Radca prawny Aldona Międlar-Adamska z kancelarii prawno-podatkowej Ars Aequi zwraca uwagę na to, że dane mogą wskazywać na pogorszenie sytuacji finansowej przedsiębiorstw, które z coraz większym trudem regulują swoje zobowiązania wobec ZUS-u. Powyższy wzrost może być również wynikiem inflacji oraz rosnących kosztów prowadzenia działalności. To sprawia, że firmom trudniej jest zachować płynność finansową. – Taki wzrost zadłużenia jest odczuwalny dla aktywnych płatników, zwłaszcza dla małych i średnich przedsiębiorstw, które mają słabsze rezerwy. Dla nich każdy wzrost obciążeń może stanowić istotne wyzwanie, co w konsekwencji prowadzi do narastania długów. W przypadku dużych firm, które dysponują większymi zasobami, wzrost zadłużenia również może sygnalizować głębsze problemy – tłumaczy.

Maksymalna kwota zadłużenia na wszystkie fundusze na aktywnych kontach płatników wyniosła 818,8 mln zł, a minimalna – 0,01 zł. Rok wcześniej odnotowano takie same wyniki. ZUS podaje również, że jeszcze na koniec maja maksymalne zadłużenie było na poziomie 1109 mln zł, jednak dłużnik uregulował w czerwcu 290 mln zł należności. – Niby jest lepiej w gospodarce, ale firmy wciąż zderzają się z mocnym wzrostem kosztów i to powoduje, że też trudno liczyć na jakąś poprawę dotyczącą ściągalności składek. Płatności zusowskich zobowiązań a płatności podatków to nie jest to samo. Ale ogólnie, jeżeli chodzi o ściągalność podatków, te dane wskazują na to, że trudno liczyć w tym roku na bardzo mocne przyspieszenie ich odzyskiwania – komentuje ekonomista Marek Zuber.

Aldona Międlar-Adamska uważa, że można rozważyć zaostrzenie przepisów dotyczących raportowania i monitorowania płatności, aby szybciej identyfikować potencjalne problemy. – Wprowadzenie sankcji dla firm, które regularnie przekraczają określony poziom długów, mogłoby działać odstraszająco. Zadłużenie aktywnych płatników wpływa negatywnie na system, obciążając budżet ZUS i zmniejszając dostępne środki na bieżące wypłaty świadczeń – podkreśla radca prawny.
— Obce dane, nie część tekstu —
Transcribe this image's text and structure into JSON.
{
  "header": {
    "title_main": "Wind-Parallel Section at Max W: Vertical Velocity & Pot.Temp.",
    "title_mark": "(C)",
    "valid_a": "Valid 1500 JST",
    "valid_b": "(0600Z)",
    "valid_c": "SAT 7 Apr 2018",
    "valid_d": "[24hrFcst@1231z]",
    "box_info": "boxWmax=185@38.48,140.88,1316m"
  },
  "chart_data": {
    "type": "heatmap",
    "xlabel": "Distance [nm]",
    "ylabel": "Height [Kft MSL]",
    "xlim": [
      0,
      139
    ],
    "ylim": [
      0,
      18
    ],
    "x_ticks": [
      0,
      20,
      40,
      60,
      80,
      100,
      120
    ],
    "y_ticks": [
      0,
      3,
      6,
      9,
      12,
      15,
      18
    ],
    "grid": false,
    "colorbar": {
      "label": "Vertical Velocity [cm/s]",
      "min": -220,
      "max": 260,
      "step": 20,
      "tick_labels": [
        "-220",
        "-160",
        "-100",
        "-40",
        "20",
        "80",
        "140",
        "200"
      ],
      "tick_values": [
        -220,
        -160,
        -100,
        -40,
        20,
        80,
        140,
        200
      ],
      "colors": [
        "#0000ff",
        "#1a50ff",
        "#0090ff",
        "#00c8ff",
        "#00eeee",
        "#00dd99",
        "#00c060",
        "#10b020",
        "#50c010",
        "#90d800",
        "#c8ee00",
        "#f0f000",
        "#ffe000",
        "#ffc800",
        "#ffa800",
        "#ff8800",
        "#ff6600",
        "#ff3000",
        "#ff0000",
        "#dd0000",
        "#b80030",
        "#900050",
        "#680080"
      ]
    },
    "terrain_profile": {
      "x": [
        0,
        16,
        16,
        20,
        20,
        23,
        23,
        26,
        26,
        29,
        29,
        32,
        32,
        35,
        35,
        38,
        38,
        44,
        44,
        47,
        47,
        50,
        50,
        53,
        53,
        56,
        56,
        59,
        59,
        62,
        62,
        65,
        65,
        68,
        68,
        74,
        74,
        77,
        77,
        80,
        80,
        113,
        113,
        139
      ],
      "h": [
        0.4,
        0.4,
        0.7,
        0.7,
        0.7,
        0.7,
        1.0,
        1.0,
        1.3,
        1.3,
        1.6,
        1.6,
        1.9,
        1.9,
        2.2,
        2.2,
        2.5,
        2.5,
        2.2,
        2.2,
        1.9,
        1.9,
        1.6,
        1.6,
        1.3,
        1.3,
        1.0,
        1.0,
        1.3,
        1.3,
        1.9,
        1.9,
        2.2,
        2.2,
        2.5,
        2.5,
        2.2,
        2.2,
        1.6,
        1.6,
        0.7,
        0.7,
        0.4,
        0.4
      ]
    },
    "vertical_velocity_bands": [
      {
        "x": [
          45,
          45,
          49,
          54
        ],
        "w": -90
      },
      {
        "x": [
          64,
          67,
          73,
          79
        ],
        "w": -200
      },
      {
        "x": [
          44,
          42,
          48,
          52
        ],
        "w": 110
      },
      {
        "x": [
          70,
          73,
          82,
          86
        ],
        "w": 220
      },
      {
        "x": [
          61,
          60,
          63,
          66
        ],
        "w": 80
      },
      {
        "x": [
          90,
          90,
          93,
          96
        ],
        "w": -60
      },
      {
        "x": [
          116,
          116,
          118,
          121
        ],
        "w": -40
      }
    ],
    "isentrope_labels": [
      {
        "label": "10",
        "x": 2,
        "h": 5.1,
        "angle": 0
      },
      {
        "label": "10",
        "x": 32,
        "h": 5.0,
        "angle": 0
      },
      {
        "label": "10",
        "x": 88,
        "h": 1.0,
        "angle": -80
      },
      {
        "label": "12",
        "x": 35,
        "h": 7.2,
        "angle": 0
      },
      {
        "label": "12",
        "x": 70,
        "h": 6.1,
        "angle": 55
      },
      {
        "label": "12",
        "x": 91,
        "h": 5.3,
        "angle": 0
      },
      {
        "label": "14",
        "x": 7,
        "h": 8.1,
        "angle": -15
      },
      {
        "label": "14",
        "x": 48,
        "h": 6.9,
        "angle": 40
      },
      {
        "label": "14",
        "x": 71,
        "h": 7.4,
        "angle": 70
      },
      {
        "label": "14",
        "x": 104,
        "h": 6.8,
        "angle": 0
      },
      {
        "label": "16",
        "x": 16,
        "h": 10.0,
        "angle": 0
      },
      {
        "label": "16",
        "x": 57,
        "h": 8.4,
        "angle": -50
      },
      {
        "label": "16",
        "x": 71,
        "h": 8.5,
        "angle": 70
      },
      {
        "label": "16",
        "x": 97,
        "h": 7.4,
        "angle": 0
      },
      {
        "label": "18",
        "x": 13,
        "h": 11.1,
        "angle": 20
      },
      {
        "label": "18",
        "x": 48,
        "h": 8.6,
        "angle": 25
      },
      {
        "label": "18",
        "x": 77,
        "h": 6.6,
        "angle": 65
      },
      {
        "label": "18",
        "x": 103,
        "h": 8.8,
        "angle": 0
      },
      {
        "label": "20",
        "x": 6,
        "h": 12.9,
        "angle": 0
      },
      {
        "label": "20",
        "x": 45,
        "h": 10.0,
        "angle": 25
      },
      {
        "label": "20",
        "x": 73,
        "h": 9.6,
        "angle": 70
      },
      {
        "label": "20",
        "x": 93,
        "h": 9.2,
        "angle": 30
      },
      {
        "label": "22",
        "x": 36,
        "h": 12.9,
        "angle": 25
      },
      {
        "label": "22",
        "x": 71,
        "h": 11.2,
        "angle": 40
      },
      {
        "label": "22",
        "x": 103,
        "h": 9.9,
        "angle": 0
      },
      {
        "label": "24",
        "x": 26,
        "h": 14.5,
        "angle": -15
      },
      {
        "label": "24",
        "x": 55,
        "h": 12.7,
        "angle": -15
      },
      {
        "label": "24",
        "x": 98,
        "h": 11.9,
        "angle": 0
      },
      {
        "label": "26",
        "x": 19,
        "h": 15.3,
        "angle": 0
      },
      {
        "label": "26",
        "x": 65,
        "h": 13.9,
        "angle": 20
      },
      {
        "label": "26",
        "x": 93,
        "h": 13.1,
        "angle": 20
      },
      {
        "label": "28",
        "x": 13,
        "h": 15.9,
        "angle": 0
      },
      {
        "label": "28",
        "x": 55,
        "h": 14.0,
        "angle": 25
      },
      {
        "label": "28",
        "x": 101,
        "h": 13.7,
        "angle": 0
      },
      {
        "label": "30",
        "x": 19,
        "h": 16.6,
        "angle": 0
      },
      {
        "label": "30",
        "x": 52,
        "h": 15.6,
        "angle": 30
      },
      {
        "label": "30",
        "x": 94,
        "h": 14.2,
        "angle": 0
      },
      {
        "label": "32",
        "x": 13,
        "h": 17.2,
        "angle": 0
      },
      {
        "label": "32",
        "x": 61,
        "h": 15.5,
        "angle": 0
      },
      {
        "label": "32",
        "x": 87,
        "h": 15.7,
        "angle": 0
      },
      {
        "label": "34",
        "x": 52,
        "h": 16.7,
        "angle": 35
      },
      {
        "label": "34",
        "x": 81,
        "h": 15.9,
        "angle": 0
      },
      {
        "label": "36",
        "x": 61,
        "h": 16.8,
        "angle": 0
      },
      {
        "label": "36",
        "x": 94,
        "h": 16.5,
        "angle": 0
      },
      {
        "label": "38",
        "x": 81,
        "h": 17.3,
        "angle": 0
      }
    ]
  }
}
Marek Zuber dodaje, że tylko Austria, Szwajcaria i kraje skandynawskie można określić jako państwa z ugruntowaną społecznie potrzebą płacenia podatków i zobowiązań publicznych. Wynika to ze skuteczności aparatu państwa, świadomości obywateli, a nie tylko samych przepisów prawnych. Do tego dochodzi skuteczność egzekwowania należności i to jest to, czego w Polsce ewidentnie brakuje. – Jeśli Polacy mają jakieś zobowiązania, choćby w stosunku do ZUS, to instytucja ma możliwości ich odzyskania, bo przecież może zajmować konta. Choć powszechnie to wiadomo, w dalszym ciągu jakby dość często przedsiębiorcy po prostu nie płacą ZUS-u, tłumacząc, że nie mają na ten cel pieniędzy. Zazwyczaj słyszymy o takich postępowaniach, które kończą się jednak relatywnie szybko – wskazuje ekspert.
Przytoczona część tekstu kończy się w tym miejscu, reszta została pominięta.